Quando escreveu A Neve Estava Suja, Simenon vivia exilado nos Estados Unidos, depois de ter sido acusado de colaborar com o regime nazi em França por permitir adaptações cinematográficas dos seus romances – acabou por ser ilibado. Apesar de não ser assumidamente uma obra autobiográfica, o livro mostra claramente o quanto Simenon compreendia os dilemas morais de viver sob ocupação ou sob o domínio de uma força militarmente superior.
Na mesma linha de reedições, a Cavalo de Ferro publicou também As Janelas Defronte. Na prolífica obra de Simenon, falar de alguns dos seus romans durs é apenas tocar a superfície, terá escrito mais de uma centena, há muitos mais títulos a redescobrir, como O Homem que Via Passar Comboios (Relógio D’Água) ou O Gato (atualmente indisponível).
Em O Gato, acompanhamos um casal parisiense: Émile Bouin, construtor reformado, e a mulher, Marguerite. Ambos viúvos, voltaram a casar na casa dos sessenta, que vivem um quotidiano infernal e claustrofóbico, em que passam os dias a provocar e atormentar-se mutuamente, numa batalha de vontades que só pode terminar em tragédia. Não se falam e comunicam apenas através de breves recados escritos.
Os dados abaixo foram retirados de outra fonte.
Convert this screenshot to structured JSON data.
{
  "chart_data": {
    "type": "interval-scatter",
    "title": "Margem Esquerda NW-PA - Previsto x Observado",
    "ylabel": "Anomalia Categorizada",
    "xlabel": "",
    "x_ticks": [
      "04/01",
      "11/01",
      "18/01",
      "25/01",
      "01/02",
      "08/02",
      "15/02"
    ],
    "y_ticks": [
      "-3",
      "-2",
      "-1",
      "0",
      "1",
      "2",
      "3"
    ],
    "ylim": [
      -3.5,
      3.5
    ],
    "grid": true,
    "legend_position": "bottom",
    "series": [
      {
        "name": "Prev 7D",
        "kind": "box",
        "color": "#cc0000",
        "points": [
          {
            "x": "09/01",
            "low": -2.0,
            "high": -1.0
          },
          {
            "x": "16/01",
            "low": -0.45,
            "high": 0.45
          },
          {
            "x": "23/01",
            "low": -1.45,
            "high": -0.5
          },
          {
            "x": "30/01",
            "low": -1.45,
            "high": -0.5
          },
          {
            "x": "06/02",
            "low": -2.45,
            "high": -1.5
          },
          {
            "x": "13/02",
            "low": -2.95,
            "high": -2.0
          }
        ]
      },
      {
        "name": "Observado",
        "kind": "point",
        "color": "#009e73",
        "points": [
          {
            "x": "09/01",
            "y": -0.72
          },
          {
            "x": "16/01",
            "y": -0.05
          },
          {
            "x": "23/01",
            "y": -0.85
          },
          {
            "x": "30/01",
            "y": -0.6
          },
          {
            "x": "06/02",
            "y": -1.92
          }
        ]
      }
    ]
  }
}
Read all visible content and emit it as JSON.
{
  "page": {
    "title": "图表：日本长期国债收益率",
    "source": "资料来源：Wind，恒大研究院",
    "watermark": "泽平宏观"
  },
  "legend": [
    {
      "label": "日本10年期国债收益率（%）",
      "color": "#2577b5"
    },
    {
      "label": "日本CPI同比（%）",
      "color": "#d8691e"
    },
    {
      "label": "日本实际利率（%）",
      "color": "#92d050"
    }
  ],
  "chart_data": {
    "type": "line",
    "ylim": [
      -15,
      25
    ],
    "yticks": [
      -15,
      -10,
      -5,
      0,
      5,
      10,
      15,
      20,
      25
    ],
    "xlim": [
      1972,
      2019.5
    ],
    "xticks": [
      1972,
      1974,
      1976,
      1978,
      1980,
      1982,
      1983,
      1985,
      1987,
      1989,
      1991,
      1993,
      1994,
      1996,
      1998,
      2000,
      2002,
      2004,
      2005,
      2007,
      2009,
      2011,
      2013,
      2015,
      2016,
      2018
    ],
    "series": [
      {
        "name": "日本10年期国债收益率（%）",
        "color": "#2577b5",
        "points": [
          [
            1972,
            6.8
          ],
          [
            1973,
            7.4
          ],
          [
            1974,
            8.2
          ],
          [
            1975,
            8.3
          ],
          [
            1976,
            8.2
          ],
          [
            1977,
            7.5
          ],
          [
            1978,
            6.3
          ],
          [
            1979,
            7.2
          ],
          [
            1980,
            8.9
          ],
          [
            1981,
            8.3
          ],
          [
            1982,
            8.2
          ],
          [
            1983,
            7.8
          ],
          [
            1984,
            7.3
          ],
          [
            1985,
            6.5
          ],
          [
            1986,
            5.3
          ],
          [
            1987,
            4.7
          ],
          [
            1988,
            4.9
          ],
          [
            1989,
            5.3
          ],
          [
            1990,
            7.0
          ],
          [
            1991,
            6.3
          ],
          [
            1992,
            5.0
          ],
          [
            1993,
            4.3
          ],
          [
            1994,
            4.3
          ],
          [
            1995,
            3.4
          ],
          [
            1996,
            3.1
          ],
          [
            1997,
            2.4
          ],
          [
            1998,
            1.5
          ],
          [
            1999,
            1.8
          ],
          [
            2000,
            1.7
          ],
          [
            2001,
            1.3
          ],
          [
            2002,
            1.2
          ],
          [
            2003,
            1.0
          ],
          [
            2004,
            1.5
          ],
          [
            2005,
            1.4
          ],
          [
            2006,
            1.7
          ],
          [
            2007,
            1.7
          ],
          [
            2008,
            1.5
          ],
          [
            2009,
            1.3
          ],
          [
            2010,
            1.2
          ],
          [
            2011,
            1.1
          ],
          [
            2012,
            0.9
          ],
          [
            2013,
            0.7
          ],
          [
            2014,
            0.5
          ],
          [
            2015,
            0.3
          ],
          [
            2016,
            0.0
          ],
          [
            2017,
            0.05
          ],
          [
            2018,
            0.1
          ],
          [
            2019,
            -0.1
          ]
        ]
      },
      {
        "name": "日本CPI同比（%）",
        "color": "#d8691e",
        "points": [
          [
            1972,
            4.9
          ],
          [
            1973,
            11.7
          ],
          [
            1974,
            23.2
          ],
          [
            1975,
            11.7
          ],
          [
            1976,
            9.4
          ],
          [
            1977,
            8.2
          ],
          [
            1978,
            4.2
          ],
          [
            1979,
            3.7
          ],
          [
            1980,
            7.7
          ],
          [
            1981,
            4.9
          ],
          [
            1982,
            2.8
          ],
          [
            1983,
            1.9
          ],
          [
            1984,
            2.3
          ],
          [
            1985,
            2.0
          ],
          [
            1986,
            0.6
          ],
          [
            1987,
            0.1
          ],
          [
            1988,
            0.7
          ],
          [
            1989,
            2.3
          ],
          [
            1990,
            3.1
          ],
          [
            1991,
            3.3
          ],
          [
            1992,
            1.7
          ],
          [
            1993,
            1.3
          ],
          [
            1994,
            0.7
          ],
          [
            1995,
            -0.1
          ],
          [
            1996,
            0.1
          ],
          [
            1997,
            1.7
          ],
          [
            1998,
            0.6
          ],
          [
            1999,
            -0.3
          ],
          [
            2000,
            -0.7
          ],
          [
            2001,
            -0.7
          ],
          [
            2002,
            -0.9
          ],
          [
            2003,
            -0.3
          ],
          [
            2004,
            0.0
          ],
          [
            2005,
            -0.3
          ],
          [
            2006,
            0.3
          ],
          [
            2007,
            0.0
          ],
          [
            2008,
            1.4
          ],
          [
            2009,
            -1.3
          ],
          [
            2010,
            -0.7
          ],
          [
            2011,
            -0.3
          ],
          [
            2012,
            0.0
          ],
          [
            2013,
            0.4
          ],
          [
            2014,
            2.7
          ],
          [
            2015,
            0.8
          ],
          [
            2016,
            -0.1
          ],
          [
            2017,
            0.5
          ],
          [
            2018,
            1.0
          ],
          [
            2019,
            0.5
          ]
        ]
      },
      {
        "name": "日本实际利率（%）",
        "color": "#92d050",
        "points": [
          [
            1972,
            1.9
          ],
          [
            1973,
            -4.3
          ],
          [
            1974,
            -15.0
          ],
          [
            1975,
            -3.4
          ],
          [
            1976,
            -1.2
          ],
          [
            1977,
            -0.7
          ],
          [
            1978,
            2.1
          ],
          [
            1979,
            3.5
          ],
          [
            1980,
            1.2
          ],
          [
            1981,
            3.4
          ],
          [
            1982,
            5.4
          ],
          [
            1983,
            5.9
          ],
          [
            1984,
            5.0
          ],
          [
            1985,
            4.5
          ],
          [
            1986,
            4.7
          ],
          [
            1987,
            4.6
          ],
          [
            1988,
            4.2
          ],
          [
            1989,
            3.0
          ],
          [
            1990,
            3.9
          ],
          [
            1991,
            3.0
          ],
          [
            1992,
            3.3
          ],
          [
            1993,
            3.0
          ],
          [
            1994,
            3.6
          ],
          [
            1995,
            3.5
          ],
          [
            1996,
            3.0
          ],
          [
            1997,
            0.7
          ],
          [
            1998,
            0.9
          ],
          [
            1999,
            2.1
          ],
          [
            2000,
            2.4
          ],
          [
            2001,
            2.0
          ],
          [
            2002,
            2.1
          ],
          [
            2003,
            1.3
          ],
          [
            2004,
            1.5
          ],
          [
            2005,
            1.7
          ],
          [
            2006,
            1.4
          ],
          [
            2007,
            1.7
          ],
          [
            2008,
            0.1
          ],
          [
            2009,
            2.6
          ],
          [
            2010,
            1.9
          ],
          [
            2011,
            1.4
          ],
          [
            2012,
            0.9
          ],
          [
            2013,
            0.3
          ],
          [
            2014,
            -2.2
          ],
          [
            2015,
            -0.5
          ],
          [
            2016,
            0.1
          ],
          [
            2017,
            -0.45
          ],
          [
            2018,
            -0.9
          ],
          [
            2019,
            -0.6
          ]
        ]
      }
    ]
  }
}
O gato do título era um animal vadio que Émile resgatou de um estaleiro de obras. Proporcionava-lhe calor e companhia nos dias melancólicos, até que Marguerite o envenenou – ou pelo menos foi nisso que Émile acreditou. Em resposta, ele mutilou o papagaio de estimação de Marguerite, provocando a morte do animal. O pássaro empalhado, colocado na gaiola, passou a dominar a sala de estar do casal, funcionando como uma censura permanente a Émile e uma grotesca afirmação do ressentimento e espírito de vingança da mulher.
A situação é terrível mas horrivelmente cómica, ainda assim, a história é profundamente triste, tornando-se cada vez mais angustiante à medida que avança. O casamento transforma-se num espaço exíguo onde se acumulam memórias e ressentimentos, tornando Émile e Marguerite duas almas perdidas, agarradas aos destroços da mútua dependência.
George Simenon morreu aos 86 anos. Nasceu em Liège, em 1903, e começou a sua carreira como jornalista, publicando o primeiro romance em 1921. No ano seguinte mudou-se para Paris, iniciando uma produção incessante de livros, que só abrandou durante os anos de guerra. Viveu uma década nos Estados Unidos, entre 1945 e 1955. Morreu, em Lausanne, na Suíça.
Com as histórias do comissário parisiense Jules Maigret, Simenon escreveu 75 livros, tornando-o o segundo detetive mais vendido do mundo, com traduções em mais de 50 línguas. No total – embora os números variem – terá escrito entre 400 e 500 obras. Cada livro era concluído entre 7 e 11 dias. Prolífico na escrita e extenso nas relações amorosas, os biógrafos ainda não confirmaram o número exato de mulheres com quem se relacionou amorosamente, mas pode falar-se em milhares. De qualquer forma, terá concluído que: «Uma mulher é capaz de suportar mais do que um homem pensa, e fazer sofrer mais do que ele imagina».